Agent of Qatar royals sent ‘alarming’ messages to ex-staff over employment lawsuit

A former trainer, bodyguard and tutor are suing the sister of the Qatar emir and her husband for forcing them to work 100s of hours unpaid

Sister of the Emir of Qatar Sheikha Al Mayassa Hamad Al Thani is facing a lawsuit for alleged mistreatment of former employees. AP
Sister of the Emir of Qatar Sheikha Al Mayassa Hamad Al Thani is facing a lawsuit for alleged mistreatment of former employees. AP

An agent for a Qatari Royal couple sent an “alarming” message to a former staff member who accuses them of failing to pay fair wages, according to lawyers who say the email raised concerns they were trying to discourage other disgruntled workers from making claims.

In a new court filing, the lawyers accused Sheikha Al Mayassa bint Hamad bin Khalifa Al Thani, the sister of Qatar’s ruling emir, and her husband of “prior retaliation”.

It marks an embarrassing new twist in a case that has already provoked allegations of extortion and hints of family secrets being exposed.

Lawyers for both sides accuse each other of unfair tactics after three former employees claimed they were forced to work up to 100 hours a week without overtime pay.

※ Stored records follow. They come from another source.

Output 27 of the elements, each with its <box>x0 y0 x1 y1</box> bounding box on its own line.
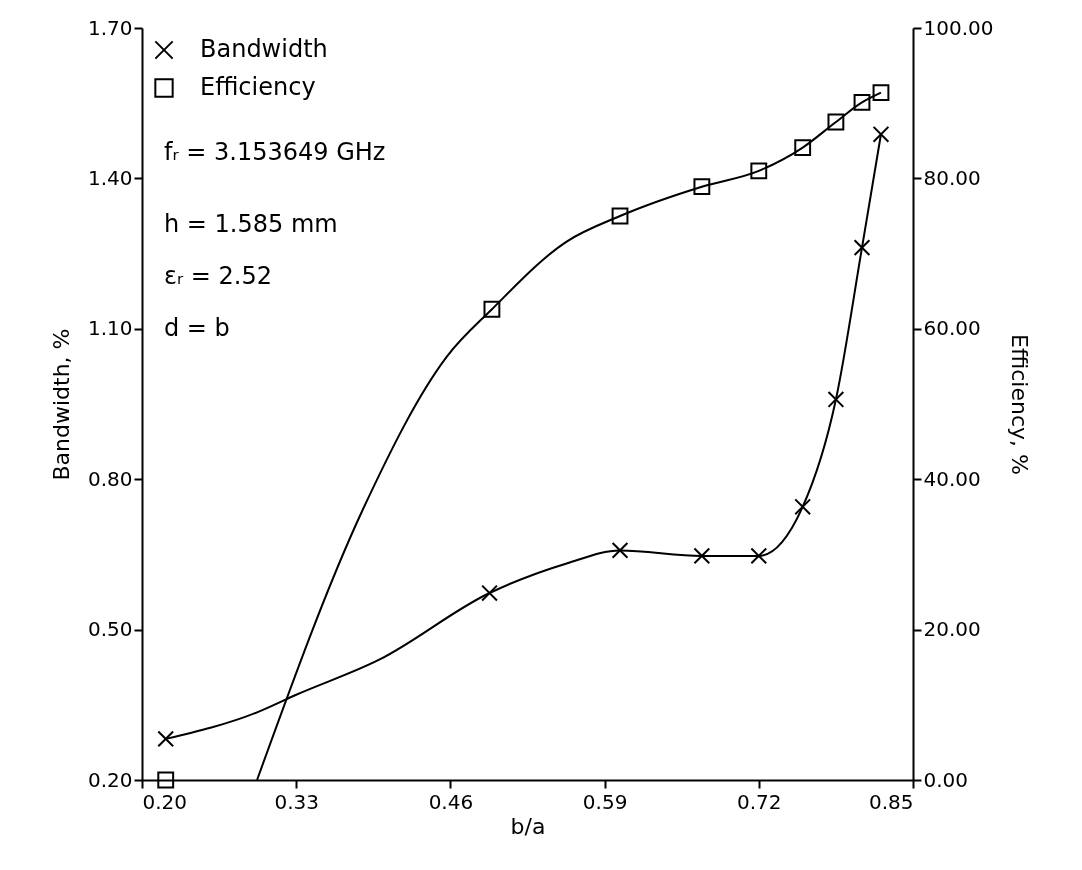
x-tick-label: 0.33 <box>274 789 319 814</box>
x-tick-label: 0.46 <box>428 789 474 814</box>
y2-tick-label: 0.00 <box>923 767 969 792</box>
y2-axis-title: Efficiency, % <box>1007 334 1033 475</box>
y-tick-label: 0.50 <box>87 617 133 642</box>
x-tick-label: 0.59 <box>582 789 628 814</box>
legend-label: Bandwidth <box>200 35 328 63</box>
y-tick-label: 1.70 <box>87 15 133 40</box>
x-tick-label: 0.72 <box>737 789 782 814</box>
y2-tick-label: 40.00 <box>923 466 981 491</box>
annotation: h = 1.585 mm <box>164 210 338 238</box>
y-tick-label: 0.80 <box>87 466 133 491</box>
annotation: d = b <box>164 314 230 342</box>
x-tick-label: 0.20 <box>142 789 188 814</box>
x-tick-label: 0.85 <box>868 789 914 814</box>
y2-tick-label: 20.00 <box>923 617 981 642</box>
annotation: εᵣ = 2.52 <box>164 262 272 290</box>
y-tick-label: 0.20 <box>87 767 133 792</box>
legend-label: Efficiency <box>200 73 316 101</box>
y2-tick-label: 100.00 <box>923 15 994 40</box>
x-axis-title: b/a <box>510 813 546 839</box>
y-tick-label: 1.10 <box>87 316 133 341</box>
y-axis-title: Bandwidth, % <box>48 328 74 481</box>
annotation: fᵣ = 3.153649 GHz <box>164 138 386 166</box>
y2-tick-label: 60.00 <box>923 316 981 341</box>
y-tick-label: 1.40 <box>87 165 133 190</box>
y2-tick-label: 80.00 <box>923 165 981 190</box>
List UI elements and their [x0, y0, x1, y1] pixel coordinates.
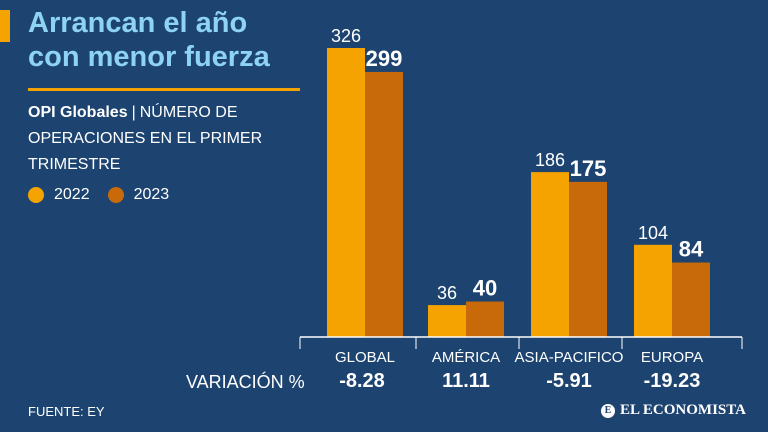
- category-label-asia-pacifico: ASIA-PACIFICO: [515, 349, 624, 366]
- bar-america-2023: [466, 301, 504, 337]
- brand-logo: E EL ECONOMISTA: [601, 402, 746, 419]
- data-label-global-2022: 326: [331, 26, 361, 46]
- legend-item-2023: 2023: [107, 186, 170, 204]
- bar-europa-2023: [672, 262, 710, 337]
- variation-america: 11.11: [442, 370, 490, 392]
- title-accent-bar: [0, 10, 10, 42]
- bar-asia-pacifico-2022: [531, 172, 569, 337]
- category-label-america: AMÉRICA: [432, 349, 500, 366]
- legend-label-2023: 2023: [133, 186, 170, 203]
- variation-europa: -19.23: [643, 370, 701, 392]
- data-label-asia-pacifico-2022: 186: [535, 150, 565, 170]
- category-label-global: GLOBAL: [335, 349, 395, 366]
- bar-europa-2022: [634, 244, 672, 337]
- data-label-asia-pacifico-2023: 175: [570, 156, 607, 181]
- category-label-europa: EUROPA: [641, 349, 703, 366]
- source-note: FUENTE: EY: [28, 404, 105, 419]
- title-underline: [28, 88, 300, 91]
- subtitle-separator: |: [131, 104, 136, 121]
- chart-legend: 2022 2023: [28, 186, 187, 204]
- subtitle-strong: OPI Globales: [28, 104, 128, 121]
- chart-title: Arrancan el año con menor fuerza: [28, 6, 270, 74]
- legend-swatch-2022: [28, 187, 44, 203]
- legend-item-2022: 2022: [28, 186, 90, 204]
- legend-swatch-2023: [107, 187, 124, 203]
- data-label-global-2023: 299: [366, 46, 403, 71]
- data-label-america-2023: 40: [473, 276, 497, 301]
- title-line-2: con menor fuerza: [28, 41, 270, 73]
- legend-label-2022: 2022: [54, 186, 90, 203]
- brand-mark-icon: E: [601, 403, 615, 418]
- data-label-america-2022: 36: [437, 283, 457, 303]
- bar-america-2022: [428, 305, 466, 337]
- variation-global: -8.28: [339, 370, 385, 392]
- bar-global-2023: [365, 71, 403, 338]
- subtitle-text: NÚMERO DE OPERACIONES EN EL PRIMER TRIME…: [28, 104, 263, 173]
- variation-asia-pacifico: -5.91: [546, 370, 592, 392]
- data-label-europa-2023: 84: [679, 237, 704, 262]
- bar-asia-pacifico-2023: [569, 181, 607, 337]
- variation-label: VARIACIÓN %: [186, 372, 305, 392]
- brand-name: EL ECONOMISTA: [620, 402, 746, 418]
- title-line-1: Arrancan el año: [28, 7, 248, 39]
- chart-subtitle: OPI Globales | NÚMERO DE OPERACIONES EN EL…: [28, 100, 308, 178]
- bar-global-2022: [327, 48, 365, 337]
- data-label-europa-2022: 104: [638, 223, 668, 243]
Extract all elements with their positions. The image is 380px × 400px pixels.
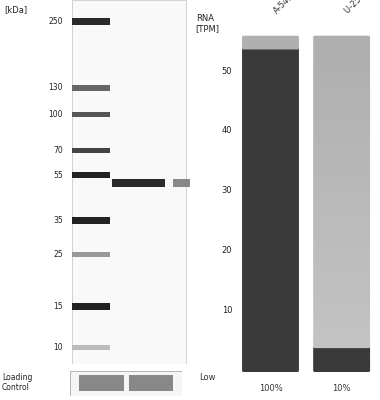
FancyBboxPatch shape [242, 179, 299, 193]
FancyBboxPatch shape [242, 36, 299, 50]
FancyBboxPatch shape [313, 191, 370, 205]
FancyBboxPatch shape [313, 227, 370, 241]
Text: 10: 10 [53, 343, 63, 352]
FancyBboxPatch shape [313, 346, 370, 360]
Text: 55: 55 [53, 170, 63, 180]
Text: 250: 250 [48, 17, 63, 26]
FancyBboxPatch shape [242, 72, 299, 85]
Text: 20: 20 [222, 246, 232, 255]
FancyBboxPatch shape [313, 60, 370, 73]
FancyBboxPatch shape [242, 167, 299, 181]
FancyBboxPatch shape [313, 167, 370, 181]
FancyBboxPatch shape [112, 179, 165, 187]
FancyBboxPatch shape [313, 334, 370, 348]
FancyBboxPatch shape [313, 72, 370, 85]
FancyBboxPatch shape [242, 322, 299, 336]
Text: 100%: 100% [259, 384, 282, 393]
FancyBboxPatch shape [242, 155, 299, 169]
Text: 10%: 10% [332, 384, 351, 393]
FancyBboxPatch shape [242, 143, 299, 157]
FancyBboxPatch shape [72, 85, 110, 91]
Text: 25: 25 [53, 250, 63, 259]
Text: 50: 50 [222, 67, 232, 76]
Text: Loading
Control: Loading Control [2, 373, 32, 392]
FancyBboxPatch shape [242, 286, 299, 300]
FancyBboxPatch shape [313, 215, 370, 229]
FancyBboxPatch shape [242, 119, 299, 133]
FancyBboxPatch shape [128, 375, 173, 392]
FancyBboxPatch shape [313, 179, 370, 193]
FancyBboxPatch shape [313, 239, 370, 252]
FancyBboxPatch shape [72, 172, 110, 178]
FancyBboxPatch shape [242, 48, 299, 62]
FancyBboxPatch shape [242, 191, 299, 205]
FancyBboxPatch shape [242, 203, 299, 217]
Text: U-251 MG: U-251 MG [344, 0, 379, 16]
FancyBboxPatch shape [313, 322, 370, 336]
FancyBboxPatch shape [72, 18, 110, 25]
FancyBboxPatch shape [313, 48, 370, 62]
Text: 70: 70 [53, 146, 63, 155]
Text: High: High [129, 373, 149, 382]
FancyBboxPatch shape [242, 298, 299, 312]
FancyBboxPatch shape [72, 148, 110, 153]
Text: 100: 100 [48, 110, 63, 119]
FancyBboxPatch shape [313, 36, 370, 50]
FancyBboxPatch shape [313, 155, 370, 169]
FancyBboxPatch shape [242, 310, 299, 324]
FancyBboxPatch shape [72, 303, 110, 310]
FancyBboxPatch shape [70, 371, 182, 396]
FancyBboxPatch shape [313, 203, 370, 217]
Text: 10: 10 [222, 306, 232, 315]
Text: Low: Low [199, 373, 215, 382]
FancyBboxPatch shape [242, 84, 299, 97]
FancyBboxPatch shape [313, 358, 370, 372]
FancyBboxPatch shape [313, 143, 370, 157]
FancyBboxPatch shape [313, 96, 370, 109]
FancyBboxPatch shape [313, 310, 370, 324]
FancyBboxPatch shape [173, 179, 241, 187]
Text: 40: 40 [222, 126, 232, 136]
Text: 30: 30 [222, 186, 232, 195]
FancyBboxPatch shape [313, 275, 370, 288]
Text: A-549: A-549 [272, 0, 296, 16]
FancyBboxPatch shape [313, 263, 370, 276]
FancyBboxPatch shape [72, 252, 110, 257]
FancyBboxPatch shape [242, 346, 299, 360]
FancyBboxPatch shape [242, 263, 299, 276]
FancyBboxPatch shape [313, 251, 370, 264]
Text: 130: 130 [48, 84, 63, 92]
FancyBboxPatch shape [242, 215, 299, 229]
FancyBboxPatch shape [313, 286, 370, 300]
FancyBboxPatch shape [72, 218, 110, 224]
FancyBboxPatch shape [242, 227, 299, 241]
Text: 15: 15 [53, 302, 63, 311]
Text: 35: 35 [53, 216, 63, 225]
FancyBboxPatch shape [72, 112, 110, 117]
FancyBboxPatch shape [242, 334, 299, 348]
FancyBboxPatch shape [313, 131, 370, 145]
FancyBboxPatch shape [242, 358, 299, 372]
FancyBboxPatch shape [242, 251, 299, 264]
Text: [kDa]: [kDa] [4, 6, 27, 14]
FancyBboxPatch shape [79, 375, 124, 392]
Text: RNA
[TPM]: RNA [TPM] [196, 14, 220, 33]
FancyBboxPatch shape [313, 107, 370, 121]
FancyBboxPatch shape [242, 107, 299, 121]
FancyBboxPatch shape [242, 239, 299, 252]
FancyBboxPatch shape [242, 60, 299, 73]
FancyBboxPatch shape [313, 119, 370, 133]
FancyBboxPatch shape [72, 345, 110, 350]
FancyBboxPatch shape [313, 298, 370, 312]
FancyBboxPatch shape [242, 275, 299, 288]
FancyBboxPatch shape [242, 131, 299, 145]
FancyBboxPatch shape [72, 0, 186, 364]
FancyBboxPatch shape [242, 96, 299, 109]
FancyBboxPatch shape [313, 84, 370, 97]
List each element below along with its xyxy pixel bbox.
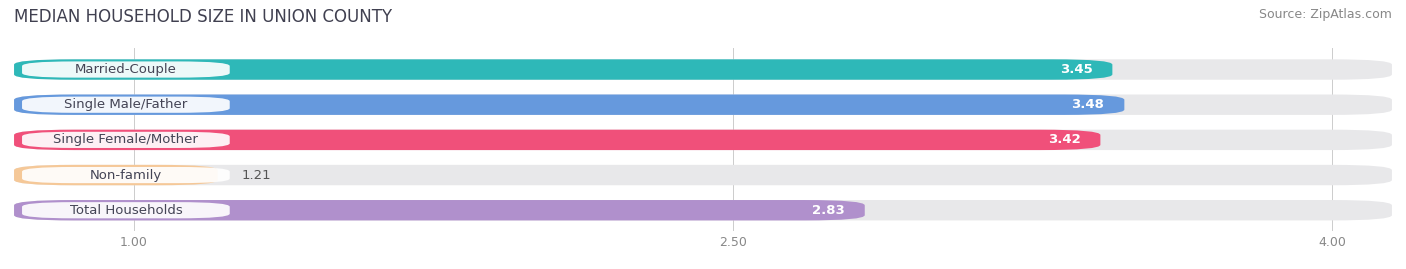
Text: Single Female/Mother: Single Female/Mother <box>53 133 198 146</box>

Their lawsuit pits one of the world’s wealthiest families against their former personal trainer, a tutor and a bodyguard who allege they were required at times to work seven days a week and to stay awake until the couple’s four children went to bed.

The case, brought in a New York court, claims they often made to work overtime without extra pay when travelling on luxury trips to Italy, Greece and Croatia.

Lawyers for the trio have said they believe other workers may also have legitimate claims and want to expand the case into a class action suit.

Last week, Ariadne Panagopoulou, their lawyer, filed details of a message sent by Helen von Mallinckrodt to Graham Bancroft, who worked as a personal trainer for the couple until October.

“The contents of the communication were alarming; Ms Mallinckrodt accused Bancroft that ‘the case is all over the internet thanks to you… I hope someone has informed you what a court case means,” reads her submission, which included a screen-grab of the email.

The claims have brought fresh examination of the Al Thanis’ glittering New York lifestyle, where they live in one of Manhattan’s grandest homes. Their Upper East Side residence is comprised of two neighbouring townhouses knocked into one, and Qatar recently purchased a third home to be used as the servants quarters.

Sheikha Al Mayassa is chairwoman of the Qatar Museums Authority and is reported to control a $1 billion a year purchasing budget, making her one of the most powerful figures in the art world.

She and her husband face allegations that they broke New York and US employment laws.

“The workers were required to sign contracts, stating that ‘while travelling with the principal (i.e. the family), days off will not be granted. During these times, all staff is required to be on duty at all times without extra pay,’” reads the suit.

“That provision is illegal under state and federal labour laws.”

They deny the claims against them and also say they are protected by diplomatic immunity, according to court documents.

In a further sign of ill will between the parties, their lawyers have asked the plaintiffs to cease all contact with other employees of the Royal couple.

They wrote to Judge Paul Oetken alerting him to a text message sent by Benjamin Boyd, who worked briefly as a tutor to the couple’s children. In it, he informed “Quinta” – a cleaner and nanny – that she may be entitled to more than $100,000 as “someone being cheated out of wages”.

He also included a link to a recent story published by The National describing the lawsuit, according to screen grabs filed with the court.

Allan Bloom, counsel for the defendants, said Mr Boyd had “circumvented” the usual judicial process for alerting potential members of a collective action and asked the court to order the plaintiffs to “cease and desist from all communications with putative collective members”.

He added in a footnote that it appeared to be part of a coordinated attempt at extorting millions of dollars by threatening to “disclose torrid (not to mention, false) secrets about the family”.

In response, Mr Boyd insisted he was only communicating the state of the case as he understood it to another employee who had complained of working long hours – from dawn until late at night.

“I have no idea how third parties got hold of my private text message communications with Quinta,” he added in a signed declaration.

His lawyer, Ms Panagopoulou, said that taken together it suggested the defendants were trying to keep other employees in the dark about the court case.

“Due to these undisputed and documented instances of prior retaliation, and the unexplained method upon which Ms Mallinckrodt obtained private communications between Boyd and Quinta, we have serious concerns as to whether defendants are genuinely concerned about the integrity of the collective action procedure, as opposed to simply looking for a backdoor to ensure that other current and former employees do not become aware and do not join this lawsuit,” she wrote.

The case comes as a 79-year-old man who claims he was physically and racially abused by a Qatari diplomat while working at the country's embassy in London, prepares for his day in court.